Une journée d’été d’EELV, prospérité sans croissance

 Le titre de la plénière des JdE était prometteur : « Prospérité sans croissance et Villes en Transition ». Enfin ! 3 ans après le vote d’une motion au CNIR demandant que « Les Verts.. se doivent d’initier ou de mener à terme l’éclosion de territoires en transition en France. Les Verts décident d’intégrer la résilience aux crises dans leur programme et leurs objectifs politiques, en s’inspirant des principes appliqués dans les territoires en transition« , 3 ans après l’invitation de Tim Jackson, l’auteur de « Prospérité sans croissance », EELV resservait enfin une plénière complète à ces principes. Mieux vaut tard que jamais, comme on dit.

Hélas, quelle désillusion. Le texte de l’annonce aurait dû attirer mon attention: on évoquait un « nécessaire découplage entre richesse et consommation énergétique« ,  découplage que Tim Jackson estime improbable , de même que les acteurs anglais des « villes en transition ». Mais, bon, on verrait pendant le débat. Et on a vu.

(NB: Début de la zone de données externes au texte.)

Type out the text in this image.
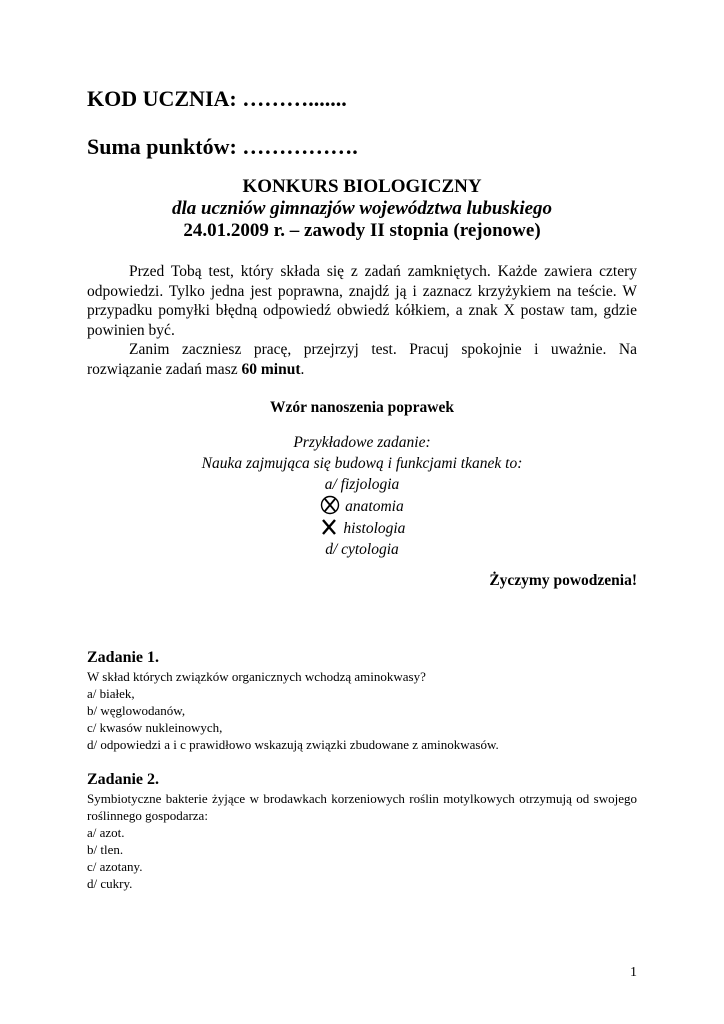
KOD UCZNIA: ……….......
Suma punktów: …………….
KONKURS BIOLOGICZNY
dla uczniów gimnazjów województwa lubuskiego
24.01.2009 r. – zawody II stopnia (rejonowe)

Przed Tobą test, który składa się z zadań zamkniętych. Każde zawiera cztery odpowiedzi. Tylko jedna jest poprawna, znajdź ją i zaznacz krzyżykiem na teście. W przypadku pomyłki błędną odpowiedź obwiedź kółkiem, a znak X postaw tam, gdzie powinien być.

Zanim zaczniesz pracę, przejrzyj test. Pracuj spokojnie i uważnie. Na rozwiązanie zadań masz 60 minut.

Wzór nanoszenia poprawek
Przykładowe zadanie:
Nauka zajmująca się budową i funkcjami tkanek to:
a/ fizjologia
anatomia
histologia
d/ cytologia
Życzymy powodzenia!
Zadanie 1.
W skład których związków organicznych wchodzą aminokwasy?
a/ białek,
b/ węglowodanów,
c/ kwasów nukleinowych,
d/ odpowiedzi a i c prawidłowo wskazują związki zbudowane z aminokwasów.
Zadanie 2.
Symbiotyczne bakterie żyjące w brodawkach korzeniowych roślin motylkowych otrzymują od swojego roślinnego gospodarza:
a/ azot.
b/ tlen.
c/ azotany.
d/ cukry.
1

Était invité un économiste américain, Skip Laitner,  travaillant pour Jeremy Rifkins sur la Troisième Révolution Industrielle (TRI),  qui nous a expliqué que, grâce à la technologie (les smartgrids, réseaux d’hydrogène, NTIC,  …)  la croissance de l’activité économique mesurée par le PIB pourrait tripler d’ici 2050 (*). Quid de la prospérité sans croissance ? Il a ensuite dit tout le bien possible de la région Nord-Pas de Calais, qui avait la bonne idée de payer Rifkins pour une étude sur la TRI, et dont 2 des élus EELV participaient justement à la plénière. Il faut préciser a ce stade que les villes en Transition prennent l’hypothèse exactement inverse de la TRI, i.e. que la technologie ne permettra PAS de compenser la déplétion des ressources fossiles (comme le rappelle d’ailleurs la motion du CNIR qui critique le « technocratisme scientiste ») et qu’il faut anticiper, organiser la décroissance de l’activité économique.

Après une bonne présentation d’Agnès Sinaï des analyses de l‘Institut Momemtum (qui développe une expertise sur la résilience, les limites des ressources,   les limites du découplage« , les quotas énergétiques  … ), vinrent sous forme de « bilan de mandat » les expériences municipales de Jean François Caron (maire de Loos-en-Gohelle, et promoteur de la TRI en NPdC)  et Dominique Voynet. Expériences intéressantes  et remarquables, certes,  mais sans réel rapport avec les fondements de l’approche des Villes en Transition, qui sont proches du mouvement de la décroissance, et utilisent une pédagogie de « catastrophisme éclairé » (lire Luc Semal,  « Politiques de la catastrophe » ). Aucun mot par exemple sur une possible fin de la croissance, la résilience au pic pétrolier, la permaculture, … De pédagogie,  on aurait pu croire que Philippe Meirieu allait en parler. Mais on a entendu a la place un discours, intéressant au demeurant,  traitant essentiellement du système scolaire.  Discours  identique à celui publié dans le journal de la motion majoritaire d’EELV.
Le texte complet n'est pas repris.